In der Diskussion kam schnell die Frage auf, ob Deutschland durch die Unterstützung der Ukraine selbst zur Kriegspartei wird. Wie sehen Sie das?

Deutschland ist keine aktive Kriegspartei. Wir unterstützen im Bündnis mit der EU und der NATO die Ukraine, aber es gibt kein aktives Eingreifen an Ort und Stelle. Im Unterschied zu wirtschaftlichen Sanktionen oder der Lieferung von Waffen sitzen unsere Soldaten eben nicht im Panzer und schießen.

Glauben Sie, dass das noch passieren könnte?

Nein, das kann ich mir nicht vorstellen.

Schauen wir auf Sie: Sie sind seit mehr als einem halben Jahr Bundestagsabgeordnete. Wie haben Sie sich im politischen Berlin eingelebt?

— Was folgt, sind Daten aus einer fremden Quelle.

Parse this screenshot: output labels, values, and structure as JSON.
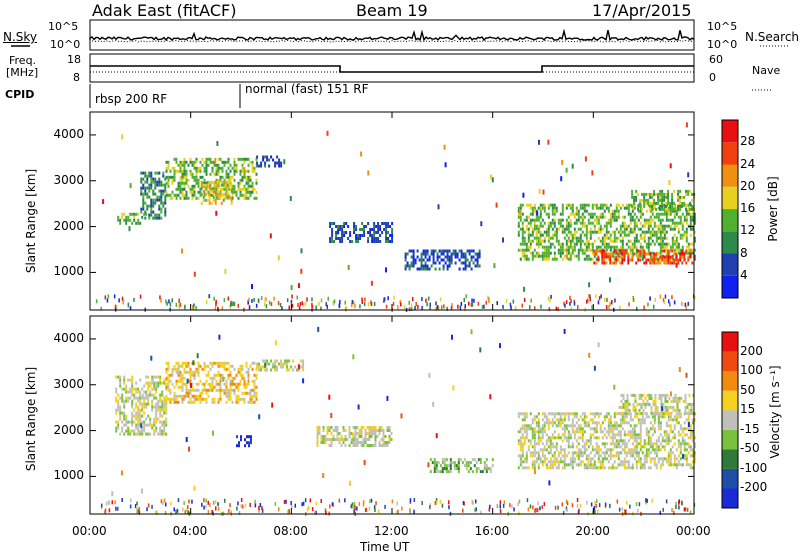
{
  "header": {
    "title": "Adak East (fitACF)",
    "beam": "Beam 19",
    "date": "17/Apr/2015"
  },
  "panels": {
    "nsky_label": "N.Sky",
    "nsearch_label": "N.Search",
    "nsky_ticks": [
      "10^5",
      "10^0"
    ],
    "freq_label_line1": "Freq.",
    "freq_label_line2": "[MHz]",
    "freq_ticks": [
      "18",
      "8"
    ],
    "nave_label": "Nave",
    "nave_ticks": [
      "60",
      "0"
    ],
    "cpid_label": "CPID",
    "cpid_segments": [
      "rbsp 200 RF",
      "normal (fast) 151 RF"
    ]
  },
  "colorbars": {
    "power": {
      "label": "Power [dB]",
      "ticks": [
        "28",
        "24",
        "20",
        "16",
        "12",
        "8",
        "4"
      ],
      "colors": [
        "#1020f0",
        "#2040b0",
        "#2e8a4a",
        "#50b030",
        "#e8d020",
        "#f09010",
        "#f04010",
        "#e81010"
      ]
    },
    "velocity": {
      "label": "Velocity [m s⁻¹]",
      "ticks": [
        "200",
        "100",
        "50",
        "15",
        "-15",
        "-50",
        "-100",
        "-200"
      ],
      "colors": [
        "#1a2bd6",
        "#1d4fa8",
        "#2f7a3a",
        "#7ac23c",
        "#c0c0b8",
        "#f4d020",
        "#f08a10",
        "#f04a10",
        "#e81010"
      ]
    }
  },
  "chart_data": [
    {
      "type": "heatmap",
      "name": "Power",
      "ylabel": "Slant Range [km]",
      "xlabel": "Time UT",
      "x_ticks": [
        "00:00",
        "04:00",
        "08:00",
        "12:00",
        "16:00",
        "20:00",
        "00:00"
      ],
      "y_ticks": [
        "4000",
        "3000",
        "2000",
        "1000"
      ],
      "ylim": [
        180,
        4500
      ],
      "xlim_hours": [
        0,
        24
      ],
      "echo_bands": [
        {
          "t0": 1.0,
          "t1": 2.2,
          "r0": 2100,
          "r1": 2300,
          "level": 3
        },
        {
          "t0": 2.0,
          "t1": 3.0,
          "r0": 2200,
          "r1": 3200,
          "level": 2
        },
        {
          "t0": 3.0,
          "t1": 6.6,
          "r0": 2600,
          "r1": 3500,
          "level": 3
        },
        {
          "t0": 4.4,
          "t1": 5.6,
          "r0": 2500,
          "r1": 3000,
          "level": 4
        },
        {
          "t0": 6.6,
          "t1": 7.6,
          "r0": 3300,
          "r1": 3550,
          "level": 1
        },
        {
          "t0": 9.5,
          "t1": 12.0,
          "r0": 1700,
          "r1": 2100,
          "level": 1
        },
        {
          "t0": 12.5,
          "t1": 15.5,
          "r0": 1100,
          "r1": 1500,
          "level": 1
        },
        {
          "t0": 17.0,
          "t1": 24.0,
          "r0": 1300,
          "r1": 2500,
          "level": 3
        },
        {
          "t0": 20.0,
          "t1": 24.0,
          "r0": 1200,
          "r1": 1500,
          "level": 6
        },
        {
          "t0": 21.5,
          "t1": 24.0,
          "r0": 2400,
          "r1": 2800,
          "level": 3
        }
      ]
    },
    {
      "type": "heatmap",
      "name": "Velocity",
      "ylabel": "Slant Range [km]",
      "xlabel": "Time UT",
      "x_ticks": [
        "00:00",
        "04:00",
        "08:00",
        "12:00",
        "16:00",
        "20:00",
        "00:00"
      ],
      "y_ticks": [
        "4000",
        "3000",
        "2000",
        "1000"
      ],
      "ylim": [
        180,
        4500
      ],
      "xlim_hours": [
        0,
        24
      ],
      "echo_bands": [
        {
          "t0": 1.0,
          "t1": 3.0,
          "r0": 1900,
          "r1": 3200,
          "level": 4
        },
        {
          "t0": 3.0,
          "t1": 6.6,
          "r0": 2600,
          "r1": 3500,
          "level": 5
        },
        {
          "t0": 5.8,
          "t1": 6.4,
          "r0": 1700,
          "r1": 1900,
          "level": 0
        },
        {
          "t0": 6.6,
          "t1": 8.5,
          "r0": 3300,
          "r1": 3550,
          "level": 4
        },
        {
          "t0": 9.0,
          "t1": 12.0,
          "r0": 1700,
          "r1": 2100,
          "level": 4
        },
        {
          "t0": 13.5,
          "t1": 16.0,
          "r0": 1100,
          "r1": 1400,
          "level": 3
        },
        {
          "t0": 17.0,
          "t1": 24.0,
          "r0": 1200,
          "r1": 2400,
          "level": 4
        },
        {
          "t0": 21.0,
          "t1": 24.0,
          "r0": 2400,
          "r1": 2800,
          "level": 4
        }
      ]
    }
  ]
}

Das Leben in Berlin hat eine ganz andere Schrittzahl und -frequenz im Vergleich zu meinem früheren Alltag, wo ich mit einem normalen Job mein Geld verdient und ehrenamtlich Politik gemacht habe. Ich empfinde es als ein Privileg, hauptberuflich Politik machen zu können, auch wenn die Sitzungswochen mit Terminen und Gesprächen eng getaktet sind. Mein Arbeitstag beginnt in der Regel um 7.30 Uhr und endet gegen 22 Uhr, manchmal sogar erst nach Mitternacht. Aber darauf habe ich mich eingestellt, nachdem die ersten Wochen wegen der Koalitionsverhandlungen und viel Organisatorischem noch vergleichsweise ruhig waren. Inzwischen sind sich die Wochen aber auch ähnlich, sodass ich durch die Abläufe eine gewisse Sicherheit habe und mehr Zeit und Kapazität im Kopf bleibt, mal nach rechts oder links zu schauen, zusätzliche Gespräche zu führen und Netzwerke zu knüpfen.

Weil wir das Thema vorhin hatten: Wie gehen Ihre Kinder damit um?

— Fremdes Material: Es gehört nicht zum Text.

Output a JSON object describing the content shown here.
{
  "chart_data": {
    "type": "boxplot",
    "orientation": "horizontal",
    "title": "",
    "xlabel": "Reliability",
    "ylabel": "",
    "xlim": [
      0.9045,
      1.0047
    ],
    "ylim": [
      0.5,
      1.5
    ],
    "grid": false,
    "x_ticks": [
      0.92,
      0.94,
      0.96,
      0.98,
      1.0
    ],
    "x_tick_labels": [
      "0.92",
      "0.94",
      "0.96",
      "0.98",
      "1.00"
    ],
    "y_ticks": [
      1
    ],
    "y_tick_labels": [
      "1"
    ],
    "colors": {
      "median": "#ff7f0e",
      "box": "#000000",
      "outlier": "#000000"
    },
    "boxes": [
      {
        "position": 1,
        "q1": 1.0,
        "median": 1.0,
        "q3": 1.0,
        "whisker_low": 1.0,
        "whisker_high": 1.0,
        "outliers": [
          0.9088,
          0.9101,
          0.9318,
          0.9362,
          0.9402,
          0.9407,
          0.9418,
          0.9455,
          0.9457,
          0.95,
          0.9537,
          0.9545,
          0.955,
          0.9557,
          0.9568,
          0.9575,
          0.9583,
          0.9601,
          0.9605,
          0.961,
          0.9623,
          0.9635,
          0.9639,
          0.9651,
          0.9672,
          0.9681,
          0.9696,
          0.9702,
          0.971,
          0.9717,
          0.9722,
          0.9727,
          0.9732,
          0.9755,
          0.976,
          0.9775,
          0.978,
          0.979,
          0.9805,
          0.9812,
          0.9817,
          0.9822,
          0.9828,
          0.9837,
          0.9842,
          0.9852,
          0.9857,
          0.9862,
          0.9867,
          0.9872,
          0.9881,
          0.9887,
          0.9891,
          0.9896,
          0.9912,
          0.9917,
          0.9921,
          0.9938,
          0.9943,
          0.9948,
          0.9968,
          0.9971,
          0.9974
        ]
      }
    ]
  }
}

Meine Tochter ist bereits volljährig, aber auch sie ist im vergangenen Jahr noch einmal unendlich viel selbstständiger geworden - einerseits notgedrungen, andererseits macht es mich aber auch als Mutter sehr stolz. Sie kennt meinen Terminkalender und wir planen gemeinsame Aktivitäten nun etwas mehr im Voraus, denn ich trage mir schon auch private Blöcke ein - und das ist auch unabdingbar. Ich glaube, wir haben inzwischen einen guten Rhythmus gefunden. Abgesehen davon finden meine Kinder toll, was ich mache. Ich hatte sie am 27. Februar zur Sondersitzung nach dem russischen Angriff auf die Ukraine mitgenommen, sie saßen auf der Besuchertribüne und obwohl ich anfangs dachte, gerade für meinen 14-jährigen Sohn wäre eine vierstündige Sitzung zu lange, war er geflasht und hat im Anschluss viele Fragen gestellt. Es ist also auch für Sie etwas Besonderes.

Das bedeutet, Sie gehen in Ihrer neuen Rolle als Bundestagsabgeordnete auf?

Ja, sehr. Es war für mich der richtige Schritt, kandidiert zu haben. Ich gehe darin voll auf, mein Hobby zum Beruf gemacht zu haben - mit Leidenschaft, für Gerechtigkeit, für Freiheit und für Frieden. Denn ohne engagierte Politikerinnen und Politiker würde eine demokratische Gesellschaft nicht funktionieren. Ich habe daher bisher keine Minute in meinem Amt bereut.